Indebolimento delle istituzioni indipendenti: banche centrali, agenzie di controllo e altri organismi tecnici sempre più soggetti a pressioni politiche.
In questo scenario, la “distruzione creativa” – motore dell’innovazione americana – rallenta. E il successo economico rischia di dipendere più dalle relazioni con il potere che dalla qualità dei prodotti o dalla visione strategica.
Il modello Buffett in un mondo instabile
Il metodo Buffett si basa su una premessa chiave: che le regole siano stabili e che il futuro possa essere stimato con ragionevole sicurezza. Se investo oggi in un’azienda con solide basi, posso aspettarmi che tra 10 anni continui a produrre valore.
Ma in un contesto istituzionale più instabile o più politicizzato:
I vantaggi competitivi non derivano più solo dall’efficienza, ma dalla protezione normativa.
Le valutazioni di mercato sono influenzate da fattori esterni arbitrari.
L’investitore non analizza solo conti economici, ma scenari politici, regolatori e geopolitici.
È un terreno dove l’esperienza accumulata da Buffett – fondata su 70 anni di capitalismo prevedibile – rischia di diventare sempre meno efficace.
Cosa significa per chi investe oggi (anche in Italia)
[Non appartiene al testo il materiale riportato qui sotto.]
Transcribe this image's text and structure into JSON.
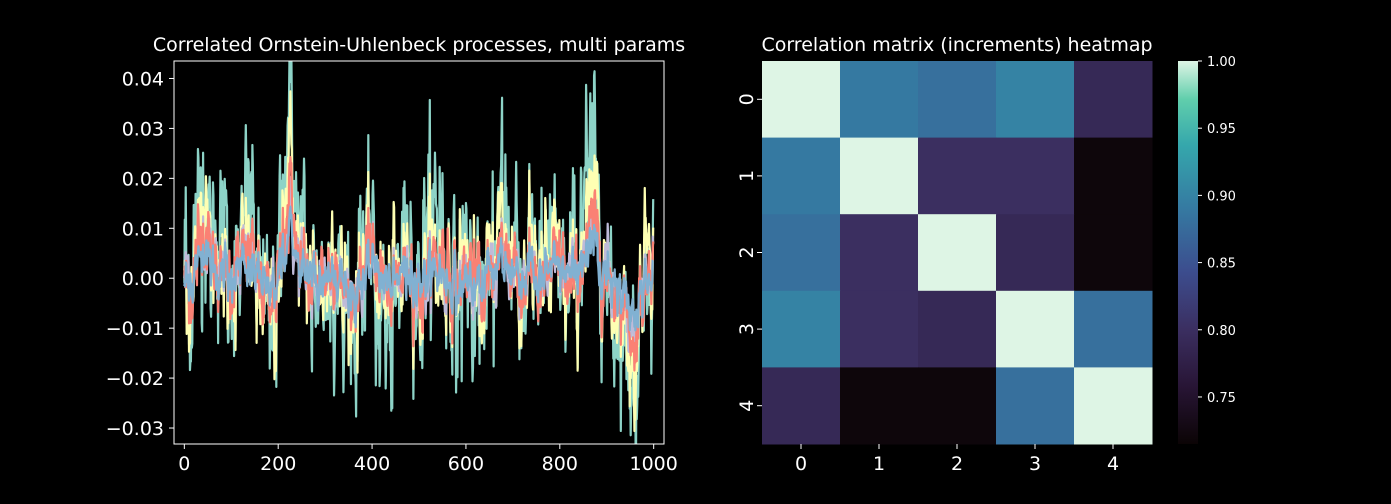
{
  "chart_data": [
    {
      "type": "line",
      "title": "Correlated Ornstein-Uhlenbeck processes, multi params",
      "xlabel": "",
      "ylabel": "",
      "xlim": [
        -22,
        1022
      ],
      "ylim": [
        -0.0332,
        0.0435
      ],
      "xticks": [
        0,
        200,
        400,
        600,
        800,
        1000
      ],
      "xtick_labels": [
        "0",
        "200",
        "400",
        "600",
        "800",
        "1000"
      ],
      "yticks": [
        -0.03,
        -0.02,
        -0.01,
        0.0,
        0.01,
        0.02,
        0.03,
        0.04
      ],
      "ytick_labels": [
        "−0.03",
        "−0.02",
        "−0.01",
        "0.00",
        "0.01",
        "0.02",
        "0.03",
        "0.04"
      ],
      "grid": false,
      "legend": "none",
      "n_points": 1000,
      "series": [
        {
          "color": "#8dd3c7",
          "approx_amplitude": 0.01
        },
        {
          "color": "#feffb3",
          "approx_amplitude": 0.006
        },
        {
          "color": "#bfbbd9",
          "approx_amplitude": 0.003
        },
        {
          "color": "#fa8174",
          "approx_amplitude": 0.004
        },
        {
          "color": "#81b1d2",
          "approx_amplitude": 0.0025
        }
      ],
      "anchors_x": [
        0,
        15,
        30,
        45,
        60,
        80,
        100,
        120,
        140,
        160,
        180,
        200,
        215,
        225,
        240,
        260,
        280,
        300,
        320,
        340,
        360,
        380,
        400,
        420,
        440,
        460,
        480,
        500,
        520,
        540,
        560,
        580,
        600,
        620,
        640,
        660,
        680,
        700,
        720,
        740,
        760,
        780,
        800,
        820,
        840,
        860,
        870,
        880,
        900,
        920,
        940,
        960,
        980,
        1000
      ],
      "anchors_y": [
        0.0,
        -0.002,
        0.008,
        0.018,
        0.006,
        0.002,
        -0.001,
        0.004,
        0.01,
        -0.002,
        -0.012,
        0.0,
        0.018,
        0.03,
        0.008,
        0.003,
        -0.002,
        0.001,
        0.006,
        -0.004,
        -0.008,
        0.002,
        0.007,
        -0.002,
        -0.006,
        0.001,
        0.004,
        -0.004,
        0.003,
        0.006,
        0.001,
        -0.003,
        0.002,
        -0.006,
        -0.004,
        0.005,
        0.011,
        0.004,
        -0.001,
        0.005,
        -0.003,
        0.003,
        0.002,
        -0.001,
        0.006,
        0.013,
        0.019,
        0.014,
        0.003,
        -0.005,
        -0.012,
        -0.019,
        0.0,
        0.01
      ]
    },
    {
      "type": "heatmap",
      "title": "Correlation matrix (increments) heatmap",
      "row_labels": [
        "0",
        "1",
        "2",
        "3",
        "4"
      ],
      "col_labels": [
        "0",
        "1",
        "2",
        "3",
        "4"
      ],
      "values": [
        [
          1.0,
          0.89,
          0.88,
          0.9,
          0.79
        ],
        [
          0.89,
          1.0,
          0.8,
          0.8,
          0.72
        ],
        [
          0.88,
          0.8,
          1.0,
          0.79,
          0.72
        ],
        [
          0.9,
          0.8,
          0.79,
          1.0,
          0.88
        ],
        [
          0.79,
          0.72,
          0.72,
          0.88,
          1.0
        ]
      ],
      "colormap": "mako",
      "vmin": 0.715,
      "vmax": 1.0,
      "colorbar_ticks": [
        1.0,
        0.95,
        0.9,
        0.85,
        0.8,
        0.75
      ],
      "colorbar_tick_labels": [
        "1.00",
        "0.95",
        "0.90",
        "0.85",
        "0.80",
        "0.75"
      ]
    }
  ]
}
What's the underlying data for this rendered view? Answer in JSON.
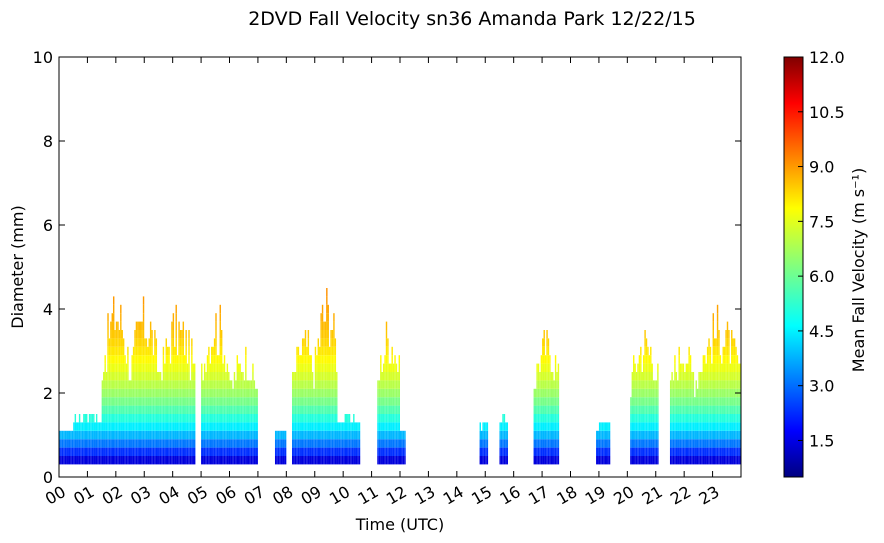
{
  "chart_data": {
    "type": "heatmap",
    "title": "2DVD Fall Velocity sn36 Amanda Park 12/22/15",
    "xlabel": "Time (UTC)",
    "ylabel": "Diameter (mm)",
    "colorbar_label": "Mean Fall Velocity (m s⁻¹)",
    "xlim": [
      0,
      24
    ],
    "ylim": [
      0,
      10
    ],
    "x_tick_labels": [
      "00",
      "01",
      "02",
      "03",
      "04",
      "05",
      "06",
      "07",
      "08",
      "09",
      "10",
      "11",
      "12",
      "13",
      "14",
      "15",
      "16",
      "17",
      "18",
      "19",
      "20",
      "21",
      "22",
      "23"
    ],
    "y_ticks": [
      0,
      2,
      4,
      6,
      8,
      10
    ],
    "y_tick_labels": [
      "0",
      "2",
      "4",
      "6",
      "8",
      "10"
    ],
    "colorbar_range": [
      0.5,
      12.0
    ],
    "colorbar_ticks": [
      1.5,
      3.0,
      4.5,
      6.0,
      7.5,
      9.0,
      10.5,
      12.0
    ],
    "colorbar_tick_labels": [
      "1.5",
      "3.0",
      "4.5",
      "6.0",
      "7.5",
      "9.0",
      "10.5",
      "12.0"
    ],
    "colormap": "jet",
    "diameter_bin_mm": 0.2,
    "precip_periods": [
      {
        "start_hr": 0.0,
        "end_hr": 0.5,
        "max_diameter_mm": 1.0
      },
      {
        "start_hr": 0.5,
        "end_hr": 1.5,
        "max_diameter_mm": 1.5
      },
      {
        "start_hr": 1.5,
        "end_hr": 2.5,
        "max_diameter_mm": 4.5
      },
      {
        "start_hr": 2.5,
        "end_hr": 3.5,
        "max_diameter_mm": 4.3
      },
      {
        "start_hr": 3.5,
        "end_hr": 4.8,
        "max_diameter_mm": 4.0
      },
      {
        "start_hr": 5.0,
        "end_hr": 6.0,
        "max_diameter_mm": 4.2
      },
      {
        "start_hr": 6.0,
        "end_hr": 7.0,
        "max_diameter_mm": 3.1
      },
      {
        "start_hr": 7.6,
        "end_hr": 8.0,
        "max_diameter_mm": 1.0
      },
      {
        "start_hr": 8.2,
        "end_hr": 9.0,
        "max_diameter_mm": 3.6
      },
      {
        "start_hr": 9.0,
        "end_hr": 9.8,
        "max_diameter_mm": 4.6
      },
      {
        "start_hr": 9.8,
        "end_hr": 10.6,
        "max_diameter_mm": 1.4
      },
      {
        "start_hr": 11.2,
        "end_hr": 12.0,
        "max_diameter_mm": 3.8
      },
      {
        "start_hr": 12.0,
        "end_hr": 12.2,
        "max_diameter_mm": 1.0
      },
      {
        "start_hr": 14.8,
        "end_hr": 15.1,
        "max_diameter_mm": 1.2
      },
      {
        "start_hr": 15.5,
        "end_hr": 15.8,
        "max_diameter_mm": 1.4
      },
      {
        "start_hr": 16.7,
        "end_hr": 17.6,
        "max_diameter_mm": 3.6
      },
      {
        "start_hr": 18.9,
        "end_hr": 19.4,
        "max_diameter_mm": 1.2
      },
      {
        "start_hr": 20.1,
        "end_hr": 21.1,
        "max_diameter_mm": 3.6
      },
      {
        "start_hr": 21.5,
        "end_hr": 22.4,
        "max_diameter_mm": 3.4
      },
      {
        "start_hr": 22.4,
        "end_hr": 24.0,
        "max_diameter_mm": 4.0
      }
    ]
  }
}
Questo cambiamento ha implicazioni concrete anche per chi investe dall’Italia, soprattutto con patrimoni importanti. Un investitore oggi deve chiedersi: sto scegliendo aziende premiate dal mercato, o aziende protette dal potere?
Quattro riflessioni operative:
Diversifica anche per stabilità istituzionale, non solo per area geografica.
Analizza il rischio normativo e politico, non solo il rischio di mercato.
Valuta settori più resilienti: acqua, sanità, infrastrutture di base.
Segui il ciclo politico, specialmente nei paesi dove il potere economico è sempre più centralizzato.
Chi vince in un'economia meno inclusiva
Se il capitalismo diventa più estrattivo, anche il profilo del “vincitore” cambia:
Aziende vicine al potere: difesa, sanità convenzionata, grandi opere.
Controllori di risorse scarse: energia, acqua, terre rare.
Prodotti di lusso: quando la disuguaglianza aumenta, il segmento premium regge.
Settori regolamentati: concessioni, licenze, mercati chiusi.
In questo scenario, l’investitore capace non è solo colui che trova valore nascosto, ma chi comprende dove si sposta il baricentro del potere.
Dal valore al potere
L’America che ha sostenuto la crescita di Buffett esiste ancora, ma è sotto pressione. Se le istituzioni diventano meno neutrali e più strumentalizzate, allora il mercato smette di premiare chi crea valore e inizia a favorire chi gestisce – o influenza – il potere.
Il rischio per Buffett, e per chi ne segue l’approccio, non è di aver sbagliato strategia, ma di trovarsi in un mondo che non riconosce più quelle regole. E allora il vero talento, domani, non sarà più leggere un bilancio. Ma leggere il contesto politico.